Banerjee’s relation with the RSS is always a topic of political speculation in the state ever since she had sought its support in 2003 to fight the then Communist government in the state.

Appreciating her fight against the alleged “red terror”, RSS leader Tarun Vijay once called her “Bengal ki Durga.” Another Sangh ideologue and a former BJP parliamentarian Balbir Punj had also hailed the TMC supremo as “sakshaat Durga.”

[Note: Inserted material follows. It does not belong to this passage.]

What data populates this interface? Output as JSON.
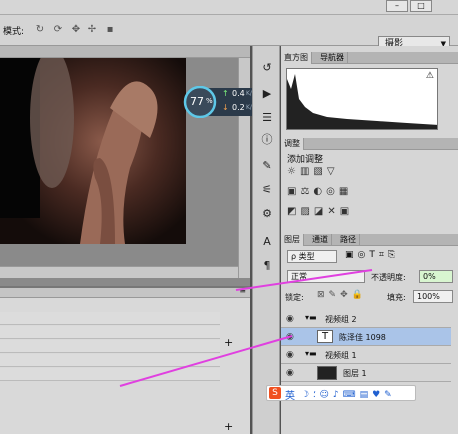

Her party was also part of the BJP-led NDA government headed by Atal Bihari Vajpayee.

Different yardsticks

The speculation got a fresh momentum when Banerjee sought to differentiate between the RSS and the BJP last month. “All in the RSS are not bad. There are many who do not support the BJP,” she claimed, clearly applying two yardsticks for Hindutva ideology and Hindutva politics, though not many will be able to discern one from the other.

The ruling TMC’s soft-pedaling of the RSS was further evident from the fact that many state-government run schools allowed their premises to be used for the training programme of the Hindutva outfit.

Only after objections from Bengal Teachers and Employees Association and other forums that some camps, including the one at Tahepur Netaji High School, were either suspended or shifted elsewhere.

“To fight an ideology, you have to have a counter ideology. But the TMC unfortunately does not have any ideology of its own and so it does not feel that strongly the need to fight the Sangh ideologically though it is fighting the BJP politically,” said Amitava Chatterjee, a senior leader of the Socialist Unity Centre of India (SUCI), once an ally of the TMC.

The Left ideology got discredited due to the “misrule of the CPI (M)-led left Front government,” which had ruled the state for 34 years in a trot until dethroned by TMC in 2011, he argued.

“Since the Left ideology has become discredited and the TMC does not have any ideology, an ideological vacuum has been created in the state. The RSS is taking advantage of it,” Chatterjee added.

Chatterjee’s hypothesis is validated by the fact that ever since the TMC came to power, the number of RSS shakhas grew by over three fold. In 2011, there were only about 580 shakhas in the state as against around 2370 now.

The alleged spurt in Muslim population in the state, one-sided narrative of Hindu victimhood during the partition of Bengal, purported neglect of tribals and Dalits and conversion of Adivasis into Christianity allegedly through enticement are some of the common refrains the RSS is using to spread its wings.

“Unless the growth of the RSS is stemmed and reversed by refuting its narratives, the BJP’s recent political setback will just be a temporary phase,” Sengupta added.